Commander Koski wants policymakers to think differently about how early childhood educators are compensated for the critical work they do for children and families.
“You’ve got to put as much value on the child care workers who are watching the kids as you do on me, the person who’s going to work,” she said.
When she is praised for her work or thanked for her service, she thinks of the early childhood educators who made her service possible.

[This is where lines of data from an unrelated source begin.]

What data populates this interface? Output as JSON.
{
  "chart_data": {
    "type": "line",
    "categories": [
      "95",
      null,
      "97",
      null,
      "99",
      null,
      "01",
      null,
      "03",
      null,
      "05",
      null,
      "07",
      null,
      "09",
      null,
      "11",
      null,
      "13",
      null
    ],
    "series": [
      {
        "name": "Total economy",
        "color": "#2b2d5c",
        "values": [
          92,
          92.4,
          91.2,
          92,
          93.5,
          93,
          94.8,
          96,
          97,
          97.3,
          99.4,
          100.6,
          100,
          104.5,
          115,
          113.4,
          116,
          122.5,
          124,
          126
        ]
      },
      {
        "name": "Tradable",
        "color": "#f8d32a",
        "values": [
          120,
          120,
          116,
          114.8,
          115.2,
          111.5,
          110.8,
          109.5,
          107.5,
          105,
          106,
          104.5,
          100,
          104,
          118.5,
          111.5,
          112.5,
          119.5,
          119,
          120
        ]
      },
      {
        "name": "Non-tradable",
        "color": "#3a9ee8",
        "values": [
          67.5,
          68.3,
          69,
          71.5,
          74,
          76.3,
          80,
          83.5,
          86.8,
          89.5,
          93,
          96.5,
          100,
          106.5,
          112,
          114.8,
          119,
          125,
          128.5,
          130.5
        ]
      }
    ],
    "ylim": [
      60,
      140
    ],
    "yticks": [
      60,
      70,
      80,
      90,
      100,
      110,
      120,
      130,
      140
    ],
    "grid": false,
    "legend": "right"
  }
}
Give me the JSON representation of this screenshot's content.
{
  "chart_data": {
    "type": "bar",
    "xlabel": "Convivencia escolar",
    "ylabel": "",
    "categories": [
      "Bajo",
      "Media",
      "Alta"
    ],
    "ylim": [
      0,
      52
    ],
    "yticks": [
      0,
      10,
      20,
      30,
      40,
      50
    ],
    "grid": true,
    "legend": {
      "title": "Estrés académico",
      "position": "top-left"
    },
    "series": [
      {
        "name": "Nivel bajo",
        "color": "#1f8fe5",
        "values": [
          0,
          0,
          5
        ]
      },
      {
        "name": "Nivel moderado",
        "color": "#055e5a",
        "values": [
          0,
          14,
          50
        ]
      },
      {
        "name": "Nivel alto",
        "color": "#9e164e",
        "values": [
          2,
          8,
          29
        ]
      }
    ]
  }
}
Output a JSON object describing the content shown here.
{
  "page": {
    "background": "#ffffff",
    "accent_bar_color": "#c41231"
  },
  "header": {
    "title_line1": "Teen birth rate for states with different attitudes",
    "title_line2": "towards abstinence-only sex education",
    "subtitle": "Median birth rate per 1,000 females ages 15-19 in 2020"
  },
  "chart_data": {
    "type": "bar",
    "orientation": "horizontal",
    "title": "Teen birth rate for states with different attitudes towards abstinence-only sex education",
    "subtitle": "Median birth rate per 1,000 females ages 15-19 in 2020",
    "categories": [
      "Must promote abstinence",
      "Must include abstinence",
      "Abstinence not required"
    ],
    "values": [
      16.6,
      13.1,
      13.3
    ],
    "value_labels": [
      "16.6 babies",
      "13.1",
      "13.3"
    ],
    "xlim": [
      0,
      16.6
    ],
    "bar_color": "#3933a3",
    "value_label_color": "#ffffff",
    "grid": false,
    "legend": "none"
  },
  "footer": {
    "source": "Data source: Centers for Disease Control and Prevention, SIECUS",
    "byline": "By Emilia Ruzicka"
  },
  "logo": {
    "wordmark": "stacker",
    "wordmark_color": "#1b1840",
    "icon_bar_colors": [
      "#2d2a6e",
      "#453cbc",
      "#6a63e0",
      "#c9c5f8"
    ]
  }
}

In the military, we have a tradition when you get a pay raise and you make rank — you do what we call a ‘wetting-down.’ You take the difference in your paycheck, and you’re supposed to go have a party, go to bars and stuff like that. My husband and I decided to take our pay raise and give it to the child care centers… I was like, ‘I can’t do my job without you guys,’ so we thought the wetting-down was more appropriate for them… I’ve never told anyone else, nobody else knows that, but we wanted to do this because you’re supposed to share it with the ones who helped get you that rank. And we knew those were the people that got us to them.
She’s planning to invite those educators to celebrate her retirement too.
“Without them, I would not have been able to do my job,” Commander Koski said. “And so I want to make sure they know that their value to society is just as important, if not more, than my value to what we’re doing.”